Berlioz never wrote a proper concerto. The closest he ever got was this piece for Paganini, which turned out to be his second symphony. It's also the only one of Berlioz's four symphonies to follow the traditional four-movement model, but it has the extensive passages for solo viola, making it a kind-of symphony-and-concerto hybrid, and it is also deeply steeped in Berlioz's love of literature. This time the object of literary interest is the poetry of Bryon, which led Berlioz to title the work Harold en Italie ("Harold in Italy"), after the hero of Byron's poem, Childe Harold's Pilgrimmage. The soloist "plays" the part of Harold as he tours Italy, witnessing such scenes as the treacherous paths in the mountains, a group of pilgrims marching to a shrine, a love-serenade, and in the final movement, a dance and revelry at a camp for outlaws. That fourth movement takes a page from Beethoven's book by quoting the first three movements before getting down to business, but this is a literary allusion as well as a musical one: Harold, in the form of our violist, is remembering his previous journeys before the revelry begins.

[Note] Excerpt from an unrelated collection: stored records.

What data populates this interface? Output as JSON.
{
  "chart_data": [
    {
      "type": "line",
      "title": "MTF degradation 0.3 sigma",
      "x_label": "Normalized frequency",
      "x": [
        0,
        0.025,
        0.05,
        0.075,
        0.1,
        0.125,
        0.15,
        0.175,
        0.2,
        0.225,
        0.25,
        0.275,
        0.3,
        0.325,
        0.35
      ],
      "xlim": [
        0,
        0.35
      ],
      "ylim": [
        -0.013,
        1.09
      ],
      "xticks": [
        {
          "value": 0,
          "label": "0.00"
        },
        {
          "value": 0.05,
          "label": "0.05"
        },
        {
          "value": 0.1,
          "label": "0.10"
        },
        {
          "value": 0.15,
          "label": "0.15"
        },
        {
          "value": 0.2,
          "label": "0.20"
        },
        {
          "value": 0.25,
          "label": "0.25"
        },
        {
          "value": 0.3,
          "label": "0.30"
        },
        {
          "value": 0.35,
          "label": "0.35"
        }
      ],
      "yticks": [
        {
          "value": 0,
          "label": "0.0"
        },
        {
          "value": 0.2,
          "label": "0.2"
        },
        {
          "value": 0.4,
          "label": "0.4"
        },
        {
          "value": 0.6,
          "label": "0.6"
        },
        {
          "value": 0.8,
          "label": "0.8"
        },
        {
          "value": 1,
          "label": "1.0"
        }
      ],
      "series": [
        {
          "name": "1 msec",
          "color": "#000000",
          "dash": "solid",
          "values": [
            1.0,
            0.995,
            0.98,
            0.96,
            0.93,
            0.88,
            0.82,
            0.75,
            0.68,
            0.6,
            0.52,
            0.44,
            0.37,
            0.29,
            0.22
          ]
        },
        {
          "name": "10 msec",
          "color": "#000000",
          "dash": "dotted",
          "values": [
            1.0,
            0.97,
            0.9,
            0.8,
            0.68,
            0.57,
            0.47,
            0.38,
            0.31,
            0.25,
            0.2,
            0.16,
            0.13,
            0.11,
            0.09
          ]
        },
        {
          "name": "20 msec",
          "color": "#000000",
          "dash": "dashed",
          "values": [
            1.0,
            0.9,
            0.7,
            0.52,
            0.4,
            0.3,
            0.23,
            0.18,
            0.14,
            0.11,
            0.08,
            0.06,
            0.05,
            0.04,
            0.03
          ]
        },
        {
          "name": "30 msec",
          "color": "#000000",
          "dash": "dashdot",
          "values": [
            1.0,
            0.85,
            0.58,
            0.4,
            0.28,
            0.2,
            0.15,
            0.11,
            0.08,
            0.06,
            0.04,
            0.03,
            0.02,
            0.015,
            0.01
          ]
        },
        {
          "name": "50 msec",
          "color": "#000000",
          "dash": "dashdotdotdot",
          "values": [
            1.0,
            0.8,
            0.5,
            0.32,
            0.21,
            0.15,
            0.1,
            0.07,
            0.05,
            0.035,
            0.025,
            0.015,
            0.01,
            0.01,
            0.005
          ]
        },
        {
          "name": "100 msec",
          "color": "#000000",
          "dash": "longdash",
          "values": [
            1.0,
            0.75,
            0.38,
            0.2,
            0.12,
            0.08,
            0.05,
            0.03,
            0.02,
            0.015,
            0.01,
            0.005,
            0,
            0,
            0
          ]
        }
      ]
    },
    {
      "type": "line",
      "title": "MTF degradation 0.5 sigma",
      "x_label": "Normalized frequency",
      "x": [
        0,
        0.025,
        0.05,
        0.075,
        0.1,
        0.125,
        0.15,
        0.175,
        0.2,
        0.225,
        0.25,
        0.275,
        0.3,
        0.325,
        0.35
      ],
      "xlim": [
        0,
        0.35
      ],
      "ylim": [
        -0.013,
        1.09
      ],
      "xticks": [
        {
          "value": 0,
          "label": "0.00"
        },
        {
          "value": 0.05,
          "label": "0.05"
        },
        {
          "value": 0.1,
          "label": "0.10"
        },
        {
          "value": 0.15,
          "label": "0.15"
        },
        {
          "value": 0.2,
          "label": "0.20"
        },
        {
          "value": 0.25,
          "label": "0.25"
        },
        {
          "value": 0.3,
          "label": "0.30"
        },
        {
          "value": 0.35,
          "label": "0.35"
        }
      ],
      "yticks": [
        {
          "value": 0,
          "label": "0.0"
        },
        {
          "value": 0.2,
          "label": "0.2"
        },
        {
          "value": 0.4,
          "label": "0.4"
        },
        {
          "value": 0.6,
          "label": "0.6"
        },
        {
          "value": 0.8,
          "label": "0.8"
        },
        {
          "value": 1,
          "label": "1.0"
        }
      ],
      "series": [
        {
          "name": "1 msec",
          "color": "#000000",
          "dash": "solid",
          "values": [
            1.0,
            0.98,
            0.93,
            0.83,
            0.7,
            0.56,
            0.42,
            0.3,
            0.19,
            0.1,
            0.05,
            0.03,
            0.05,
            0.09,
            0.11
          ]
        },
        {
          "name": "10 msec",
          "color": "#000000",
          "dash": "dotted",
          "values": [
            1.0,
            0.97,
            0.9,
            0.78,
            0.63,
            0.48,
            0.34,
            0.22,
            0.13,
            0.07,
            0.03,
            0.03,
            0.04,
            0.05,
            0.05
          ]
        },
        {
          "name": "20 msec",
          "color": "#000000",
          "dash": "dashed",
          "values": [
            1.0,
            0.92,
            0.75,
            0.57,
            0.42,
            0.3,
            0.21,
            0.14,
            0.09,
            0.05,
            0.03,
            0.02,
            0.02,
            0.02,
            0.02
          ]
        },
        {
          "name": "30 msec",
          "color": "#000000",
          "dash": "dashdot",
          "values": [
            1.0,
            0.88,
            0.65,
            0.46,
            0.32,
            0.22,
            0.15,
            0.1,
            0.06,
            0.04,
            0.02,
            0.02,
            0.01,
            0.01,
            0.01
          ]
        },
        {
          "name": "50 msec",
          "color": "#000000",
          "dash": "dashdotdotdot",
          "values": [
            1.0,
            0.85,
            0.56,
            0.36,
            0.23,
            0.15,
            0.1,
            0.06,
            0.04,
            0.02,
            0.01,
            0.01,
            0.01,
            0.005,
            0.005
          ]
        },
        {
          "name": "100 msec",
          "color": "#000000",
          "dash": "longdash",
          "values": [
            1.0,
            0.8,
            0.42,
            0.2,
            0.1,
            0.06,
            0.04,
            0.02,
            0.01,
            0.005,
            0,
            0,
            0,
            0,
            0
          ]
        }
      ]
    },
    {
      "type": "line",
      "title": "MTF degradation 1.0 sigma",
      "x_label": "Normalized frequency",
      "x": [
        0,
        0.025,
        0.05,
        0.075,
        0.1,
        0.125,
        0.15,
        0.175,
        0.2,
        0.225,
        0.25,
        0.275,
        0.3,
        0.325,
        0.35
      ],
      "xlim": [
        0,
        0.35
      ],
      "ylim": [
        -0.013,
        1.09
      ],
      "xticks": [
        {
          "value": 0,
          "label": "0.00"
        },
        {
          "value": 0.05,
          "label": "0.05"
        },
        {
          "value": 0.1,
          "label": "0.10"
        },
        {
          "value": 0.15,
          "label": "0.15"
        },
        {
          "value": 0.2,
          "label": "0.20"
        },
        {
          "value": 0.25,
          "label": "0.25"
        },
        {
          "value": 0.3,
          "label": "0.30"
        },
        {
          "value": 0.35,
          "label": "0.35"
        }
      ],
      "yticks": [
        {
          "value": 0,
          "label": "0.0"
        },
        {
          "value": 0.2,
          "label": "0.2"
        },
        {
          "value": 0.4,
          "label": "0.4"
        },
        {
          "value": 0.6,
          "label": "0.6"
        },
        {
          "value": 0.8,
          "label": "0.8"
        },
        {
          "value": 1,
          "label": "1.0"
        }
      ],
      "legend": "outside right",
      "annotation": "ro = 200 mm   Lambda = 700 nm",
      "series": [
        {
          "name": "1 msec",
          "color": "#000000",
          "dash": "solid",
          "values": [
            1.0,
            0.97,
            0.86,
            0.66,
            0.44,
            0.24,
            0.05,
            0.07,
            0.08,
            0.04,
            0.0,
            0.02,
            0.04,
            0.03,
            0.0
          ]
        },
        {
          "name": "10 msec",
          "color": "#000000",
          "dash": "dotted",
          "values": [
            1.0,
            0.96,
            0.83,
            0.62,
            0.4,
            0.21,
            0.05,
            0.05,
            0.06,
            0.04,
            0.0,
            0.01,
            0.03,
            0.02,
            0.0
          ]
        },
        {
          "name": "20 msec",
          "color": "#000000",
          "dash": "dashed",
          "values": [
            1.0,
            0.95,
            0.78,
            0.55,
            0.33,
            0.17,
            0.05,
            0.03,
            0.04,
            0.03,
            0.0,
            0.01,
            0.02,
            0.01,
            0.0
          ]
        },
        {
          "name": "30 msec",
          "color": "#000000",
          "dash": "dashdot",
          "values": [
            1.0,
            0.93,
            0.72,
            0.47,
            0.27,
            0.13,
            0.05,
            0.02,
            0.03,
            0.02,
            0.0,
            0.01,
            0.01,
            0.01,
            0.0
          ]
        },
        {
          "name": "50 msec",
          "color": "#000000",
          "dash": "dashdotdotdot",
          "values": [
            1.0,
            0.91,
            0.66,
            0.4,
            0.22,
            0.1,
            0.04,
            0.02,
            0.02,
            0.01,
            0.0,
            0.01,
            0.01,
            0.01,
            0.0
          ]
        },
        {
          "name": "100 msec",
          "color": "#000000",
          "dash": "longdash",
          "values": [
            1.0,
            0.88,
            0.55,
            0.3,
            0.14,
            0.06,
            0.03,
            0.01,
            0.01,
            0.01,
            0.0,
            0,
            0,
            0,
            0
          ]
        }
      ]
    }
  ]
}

Harold in Italy is, for me, a delightful listen. It's loaded with Berliozian drama, his weirdly asymmetrical approach to melody is on full display, and his love of interesting orchestral effects shines through (the wonderful moment in the last movement when he sends some musicians offstage to quote the Pilgrim's March, for one).
Here's Harold in Italy, performed this time on original instruments by the Orchestre Revolutionnaire et Romantique, with Gerard Causse as the soloist and John Eliot Gardiner conducting.
By the way: the very Stradivarius viola that Paganini owned, inspiring him to commission Berlioz? That viola still exists, and is currently owned by the Nippon Music Foundation.